Friday, March 11, 2005

Saddam's "fake" capture and the Moon connection

Most of you have probably already read the news: Ex-Sgt. Nadim Abou Rabeh, formerly a Marine of Lebanese descent, has claimed that the December 13, 2003 capture of Saddam Hussein was phony. According to this account, the actual capture took place during a shoot-out at a house a day earlier.

"Later on, a military production team fabricated the film of Saddam's capture in a hole, which was in fact a deserted well," Abou Rabeh said.
Although the story was soon picked up by a Saudi paper, the first appearance of this tale came to us via UPI. You will recall that the good Reverend Sun Myung Moon owns this news service.

Keep the Moon connection in mind when you mull over the arguments that the Abou Rabeh tale appears to be itself rather questionable. The Pentagon has denied the report. As James Taranto points out, Abou Rabeh's account holds that a "Marine of Sudanese origin" was killed on December 12, even though official records do not list such a death. Taranto points out that "Saddam was captured by the Fourth Infantry Division, and it's not clear why Marines would be along on an Army operation."

I suppose that these two objections can be met. The Sudanese Marine may have been severely injured, not killed. Conceivably, Marines might have been seconded to an Army operation to aid in translation.

However, this site offers even more persuasive arguments against the tale. Bottom line: The bulk of the evidence weighs heavily against the UPI report.

So why did Moon's news organization cobble together this yarn?

It's worth noting that, shortly after the event, quite a few people denounced the capture of Saddam Hussein as a fraud. See, for example, this site, which I fear is a classic bit of theoretical over-reach. (The author relies on allegedly disparate photographs as "proof" that the captured Saddam was a double; I remain unconvinced.)

More interesting is this story from the London Sunday-Express:

The betrayal of Saddam Hussein may have been prompted by a blood feud which erupted after a tribal chief's daughter was raped by the tyrant's psychopathic eldest son Uday.

The full story of the fallen dictator's capture last Saturday in a "spider hole" near his birthplace of Tikrit exposes the version peddled by Americans as incomplete.

Saddam had already been handed over to Kurdish forces, who then brokered a deal with US commanders.

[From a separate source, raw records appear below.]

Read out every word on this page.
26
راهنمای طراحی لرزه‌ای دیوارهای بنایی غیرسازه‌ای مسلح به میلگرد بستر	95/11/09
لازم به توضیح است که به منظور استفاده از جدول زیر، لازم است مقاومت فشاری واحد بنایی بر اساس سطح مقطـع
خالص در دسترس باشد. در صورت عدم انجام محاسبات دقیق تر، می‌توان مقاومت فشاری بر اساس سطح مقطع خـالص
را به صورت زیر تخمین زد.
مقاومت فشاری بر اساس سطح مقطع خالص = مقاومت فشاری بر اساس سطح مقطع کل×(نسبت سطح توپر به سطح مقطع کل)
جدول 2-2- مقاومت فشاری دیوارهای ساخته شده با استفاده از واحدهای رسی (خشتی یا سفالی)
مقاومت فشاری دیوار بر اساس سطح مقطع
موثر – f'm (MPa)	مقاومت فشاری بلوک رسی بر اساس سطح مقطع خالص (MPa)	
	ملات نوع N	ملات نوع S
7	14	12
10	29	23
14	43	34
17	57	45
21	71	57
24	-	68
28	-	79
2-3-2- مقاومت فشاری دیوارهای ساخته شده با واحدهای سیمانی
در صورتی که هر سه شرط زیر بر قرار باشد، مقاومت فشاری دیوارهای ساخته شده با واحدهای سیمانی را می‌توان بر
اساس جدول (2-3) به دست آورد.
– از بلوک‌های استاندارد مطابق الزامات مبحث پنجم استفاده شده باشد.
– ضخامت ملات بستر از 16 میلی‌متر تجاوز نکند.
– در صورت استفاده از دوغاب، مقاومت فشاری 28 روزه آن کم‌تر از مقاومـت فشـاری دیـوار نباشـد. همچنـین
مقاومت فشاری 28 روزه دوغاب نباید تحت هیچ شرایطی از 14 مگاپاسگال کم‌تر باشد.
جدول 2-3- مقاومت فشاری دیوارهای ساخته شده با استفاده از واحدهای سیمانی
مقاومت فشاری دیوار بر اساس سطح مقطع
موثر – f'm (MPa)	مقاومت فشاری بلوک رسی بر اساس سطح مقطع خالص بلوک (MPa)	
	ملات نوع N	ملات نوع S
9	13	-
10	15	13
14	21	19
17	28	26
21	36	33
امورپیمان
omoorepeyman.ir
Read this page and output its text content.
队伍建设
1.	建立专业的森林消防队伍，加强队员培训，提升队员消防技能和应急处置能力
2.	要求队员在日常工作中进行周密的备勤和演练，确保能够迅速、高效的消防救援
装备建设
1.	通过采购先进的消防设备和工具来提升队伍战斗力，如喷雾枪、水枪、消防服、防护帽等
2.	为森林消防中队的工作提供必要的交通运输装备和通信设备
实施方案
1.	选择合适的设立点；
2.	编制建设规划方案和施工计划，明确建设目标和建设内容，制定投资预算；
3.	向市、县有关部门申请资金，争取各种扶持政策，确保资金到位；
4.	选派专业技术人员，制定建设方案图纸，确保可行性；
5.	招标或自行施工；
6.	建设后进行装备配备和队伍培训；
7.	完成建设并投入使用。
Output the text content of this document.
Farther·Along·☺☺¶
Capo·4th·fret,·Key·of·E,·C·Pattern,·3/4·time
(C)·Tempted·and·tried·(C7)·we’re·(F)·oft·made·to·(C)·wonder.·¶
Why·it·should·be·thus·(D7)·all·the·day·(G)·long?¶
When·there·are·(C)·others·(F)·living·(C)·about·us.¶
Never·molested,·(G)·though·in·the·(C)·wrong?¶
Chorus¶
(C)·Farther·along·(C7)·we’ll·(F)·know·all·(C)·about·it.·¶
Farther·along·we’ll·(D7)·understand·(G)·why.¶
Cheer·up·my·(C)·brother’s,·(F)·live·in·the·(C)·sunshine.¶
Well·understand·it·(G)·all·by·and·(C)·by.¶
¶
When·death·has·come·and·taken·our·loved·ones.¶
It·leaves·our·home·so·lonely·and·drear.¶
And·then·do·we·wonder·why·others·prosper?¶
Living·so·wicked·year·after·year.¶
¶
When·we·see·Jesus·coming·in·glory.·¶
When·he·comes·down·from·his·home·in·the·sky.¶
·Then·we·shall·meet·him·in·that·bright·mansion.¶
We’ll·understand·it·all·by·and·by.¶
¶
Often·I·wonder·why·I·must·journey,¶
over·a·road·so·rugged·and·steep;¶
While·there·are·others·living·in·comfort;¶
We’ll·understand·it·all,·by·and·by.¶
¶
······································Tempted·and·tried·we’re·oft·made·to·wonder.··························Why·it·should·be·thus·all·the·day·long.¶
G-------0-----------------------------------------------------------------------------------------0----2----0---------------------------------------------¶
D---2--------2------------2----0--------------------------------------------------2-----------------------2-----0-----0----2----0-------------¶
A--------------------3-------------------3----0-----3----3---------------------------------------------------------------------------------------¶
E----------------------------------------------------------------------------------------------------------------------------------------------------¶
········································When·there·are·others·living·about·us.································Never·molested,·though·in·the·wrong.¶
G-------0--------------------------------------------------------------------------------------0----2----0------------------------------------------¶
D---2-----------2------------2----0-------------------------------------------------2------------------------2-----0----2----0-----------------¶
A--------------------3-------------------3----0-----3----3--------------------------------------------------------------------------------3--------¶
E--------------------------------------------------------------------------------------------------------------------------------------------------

He was drugged and abandoned, ready for the American troops to recover him.
More:

Saddam was betrayed to the Kurds by a member of the al-Jabour tribe whose daughter was "defiled" by Uday, said a senior British military intelligence officer.
More:

Immediately after the raid in which Saddam was captured jubilant Kurdish officials leaked the news to an Iranian news agency hours before the US had a chance to make an official announcement to the assembled media in Baghdad.

Reuters news agency, which communicated the news to President Bush on Saturday, quoted as its source patriotic front spokesman, Nazem Dabag. The Iranian news agency IRNA which first broke the story quoted Jalal Talabani.

British officials have also voiced doubts about the American version that Saddam emerged from the hole to announce in English: "I am Saddam Hussein. I am president of Iraq and I want to negotiate."

One said: "It has a touch of the Jessica Lynch about it."
The Iranian account is here.

How does this version of events relate to Abou Rabeh's apparent fabrication?

If I may be permitted a bit of speculation: It may be that someone is about to release information in support of the Sunday Express version of the capture. Having gotten wind of this upcoming revelation, Moon's organization planted a deliberate, water-muddying fake, designed to make all such tales appear dubious.

You know -- sort of like the Rather memos.

The reference to Jessica Lynch reminds us that this war's many deceptions have left all of us asking Pilate's question. This fascinating article from ABC presents evidence from a psychological study that the public tends to recall as true stories later proven to be false. Just as jurors instructed to disregard testimony may nevertheless keep it lodged in memory, citizens will recall fables -- such as the Jessica Lynch myth -- long after they have been exposed as such.